I am in denial about being a perfectionist. The first time someone pointed it out, I was shocked – I’m not a particularly neat person (let’s go with “creatively messy”), I’m pretty low-key about many things in life — how could I be a perfectionist? Now, years later, I have to admit that I am, definitely, a perfectionist. Sometimes it serves me well – I have excellent attention to detail, I am willing to put the hours and hard work into a project to make it fit my artistic vision – and sometimes it is a real problem.

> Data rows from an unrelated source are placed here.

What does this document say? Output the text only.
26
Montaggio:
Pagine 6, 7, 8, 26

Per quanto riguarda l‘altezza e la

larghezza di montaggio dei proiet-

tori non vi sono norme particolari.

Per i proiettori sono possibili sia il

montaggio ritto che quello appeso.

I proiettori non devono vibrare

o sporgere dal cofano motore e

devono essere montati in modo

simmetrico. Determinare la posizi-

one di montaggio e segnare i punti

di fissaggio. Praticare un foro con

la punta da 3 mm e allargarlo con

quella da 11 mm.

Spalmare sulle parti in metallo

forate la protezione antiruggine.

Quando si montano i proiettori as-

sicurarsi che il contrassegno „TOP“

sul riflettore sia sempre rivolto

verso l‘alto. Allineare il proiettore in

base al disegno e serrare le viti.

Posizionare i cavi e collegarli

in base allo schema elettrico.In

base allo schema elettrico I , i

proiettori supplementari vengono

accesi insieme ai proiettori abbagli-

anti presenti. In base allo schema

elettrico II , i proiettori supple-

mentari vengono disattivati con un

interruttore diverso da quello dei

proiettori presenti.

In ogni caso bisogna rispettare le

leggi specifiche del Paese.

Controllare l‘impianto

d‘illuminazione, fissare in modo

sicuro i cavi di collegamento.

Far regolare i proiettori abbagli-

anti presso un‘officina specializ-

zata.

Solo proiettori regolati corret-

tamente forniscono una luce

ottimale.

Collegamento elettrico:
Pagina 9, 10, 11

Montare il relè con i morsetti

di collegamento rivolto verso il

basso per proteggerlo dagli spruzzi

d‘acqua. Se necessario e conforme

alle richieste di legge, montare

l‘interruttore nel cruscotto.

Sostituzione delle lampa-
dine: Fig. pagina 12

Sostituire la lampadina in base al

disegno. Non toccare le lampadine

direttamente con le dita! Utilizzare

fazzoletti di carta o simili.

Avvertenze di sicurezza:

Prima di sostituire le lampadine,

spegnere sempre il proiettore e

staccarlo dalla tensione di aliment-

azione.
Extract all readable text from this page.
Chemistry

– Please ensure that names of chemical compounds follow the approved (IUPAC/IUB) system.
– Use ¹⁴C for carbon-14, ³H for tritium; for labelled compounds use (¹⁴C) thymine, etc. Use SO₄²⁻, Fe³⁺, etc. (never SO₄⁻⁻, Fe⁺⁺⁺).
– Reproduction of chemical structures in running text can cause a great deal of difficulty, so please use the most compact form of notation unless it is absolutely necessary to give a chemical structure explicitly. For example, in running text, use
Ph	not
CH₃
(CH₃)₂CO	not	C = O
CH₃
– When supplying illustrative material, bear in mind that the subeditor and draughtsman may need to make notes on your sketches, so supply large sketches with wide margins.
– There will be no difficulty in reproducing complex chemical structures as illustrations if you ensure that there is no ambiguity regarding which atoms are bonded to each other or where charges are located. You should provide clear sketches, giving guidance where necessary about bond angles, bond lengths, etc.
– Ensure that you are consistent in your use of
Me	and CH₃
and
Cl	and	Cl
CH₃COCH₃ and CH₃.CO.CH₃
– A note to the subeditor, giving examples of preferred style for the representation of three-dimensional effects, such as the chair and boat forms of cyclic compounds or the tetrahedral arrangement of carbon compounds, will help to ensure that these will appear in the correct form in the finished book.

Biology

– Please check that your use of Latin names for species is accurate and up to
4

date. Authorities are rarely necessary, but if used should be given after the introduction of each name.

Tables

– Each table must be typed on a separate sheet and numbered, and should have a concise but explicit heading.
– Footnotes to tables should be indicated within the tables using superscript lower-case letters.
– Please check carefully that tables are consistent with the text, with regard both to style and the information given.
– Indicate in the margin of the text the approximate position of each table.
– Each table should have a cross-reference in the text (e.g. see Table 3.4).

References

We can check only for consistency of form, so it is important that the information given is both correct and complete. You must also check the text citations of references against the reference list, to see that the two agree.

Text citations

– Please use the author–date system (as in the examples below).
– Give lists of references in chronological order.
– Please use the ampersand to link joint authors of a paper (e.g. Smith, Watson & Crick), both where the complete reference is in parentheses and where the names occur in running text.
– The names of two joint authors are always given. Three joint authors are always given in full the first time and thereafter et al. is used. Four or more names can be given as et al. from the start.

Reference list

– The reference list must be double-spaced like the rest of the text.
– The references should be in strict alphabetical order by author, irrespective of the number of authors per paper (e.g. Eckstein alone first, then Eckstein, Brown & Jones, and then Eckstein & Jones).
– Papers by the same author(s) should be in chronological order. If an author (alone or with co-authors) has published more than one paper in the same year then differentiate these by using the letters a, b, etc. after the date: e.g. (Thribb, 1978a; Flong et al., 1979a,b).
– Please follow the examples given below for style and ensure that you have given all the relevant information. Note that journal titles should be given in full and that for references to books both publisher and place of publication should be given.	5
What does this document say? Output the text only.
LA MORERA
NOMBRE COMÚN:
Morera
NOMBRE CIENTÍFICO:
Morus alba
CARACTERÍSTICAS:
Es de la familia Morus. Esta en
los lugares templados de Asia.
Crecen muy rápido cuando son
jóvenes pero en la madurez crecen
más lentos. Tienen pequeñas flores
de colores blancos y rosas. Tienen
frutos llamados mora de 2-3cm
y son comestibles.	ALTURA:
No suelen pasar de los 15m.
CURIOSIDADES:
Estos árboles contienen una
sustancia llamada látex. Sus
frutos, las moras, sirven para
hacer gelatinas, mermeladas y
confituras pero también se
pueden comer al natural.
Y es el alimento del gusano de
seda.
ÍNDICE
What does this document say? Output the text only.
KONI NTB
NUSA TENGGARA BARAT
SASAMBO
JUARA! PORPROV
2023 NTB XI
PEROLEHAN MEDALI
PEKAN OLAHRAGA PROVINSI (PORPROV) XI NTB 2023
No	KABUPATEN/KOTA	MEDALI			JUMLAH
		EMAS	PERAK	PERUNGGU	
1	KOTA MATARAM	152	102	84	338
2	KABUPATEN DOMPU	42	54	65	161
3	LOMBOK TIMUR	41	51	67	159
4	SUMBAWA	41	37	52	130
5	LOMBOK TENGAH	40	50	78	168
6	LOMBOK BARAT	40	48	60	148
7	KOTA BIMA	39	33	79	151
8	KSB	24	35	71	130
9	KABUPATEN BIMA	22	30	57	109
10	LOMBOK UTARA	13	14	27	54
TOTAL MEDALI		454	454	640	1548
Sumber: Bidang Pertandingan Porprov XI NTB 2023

For the past several weeks I’ve been working on the labels in the above photo. It’s a technique using coarse embossing powder to create a translucent shell over an image. In the past I’ve used it to make a translucent disk and, at the beginning of this project, I tried to do that same process. I had all kinds of technical problems, finding a frame large enough (in the past I’d used metal washers), warping during melting, warping during cooling and, once I thought I’d solved those problems, I’d find out my sample pieces were the flukes and I really hadn’t solved the problems at all! To compound the issue, when I attached them to book covers, I realized I didn’t want them translucent after all – the adhesive (and any bubbles) showed right through.
Piles of ruined supplies later, I was so frustrated, I stopped working on my books. I kept missing one self-imposed deadline after another but couldn’t get myself back on track. I also couldn’t let go of that artistic vision that said these books need this kind of label. Sigh.
During this period of paralysis brought on by my own perfectionism, I went to the Maker Faire. If you’ve ever been, you’ll know it’s wonderfully overwhelming with a mixture of creativity that reminds me of a G-rated Burning Man. If you’ve never been, I highly recommend going at least once. They have them all around the country. But I am getting off topic as usual. Squirrel?
Back to the paralysis and piles of ruined materials. During the Maker Faire I had the opportunity to hear Fritz Grobe and Stephen Voltz of EepyBird.com speak. It was a fun and interesting presentation (you can have way too much fun wandering around their website) and, most importantly, they said something that will forever change the way I approach my artistic paralysis. “Turn it 90 degrees.”
Part of their process is to play with materials and, after hours of trying to get sticky notes to act like a slinky with no luck, they had the idea of turning the pad 90 degrees. That simple change (which took them hours to think of) made everything fall into place.
The next day, as I was sitting at the table looking at those labels, I remembered what they said, “Turn it 90 degrees.” Now in my case, turning the labels made no difference, but rethinking them from the ground up sure did. Rather than layering clear material with thin paper and more clear material, I printed on Rives BFK and used the heavy paper as a base with clear material on top. In that one change I solved all of my problems. The labels no longer warp, the adhesive no longer shows through and the paper backing allows for a better bond with the book cloth. Eureka!
Somehow solving that label problem unlocked my ability to solve the other technical problems I’d been having with other materials in these art pieces. Everything has fallen into place and I’m happy to say that I’ve finished almost all of the books I’ve been working on (that I’ve been stuck on, really). I’ll begin introducing them next week.
Thank you Mr. Grobe and Mr. Voltz. I now have a sign in my studio that says “Turn it 90 degrees.” I’m hoping in future moments of perfectionist paralysis that sign will spur my brain to creative mobility.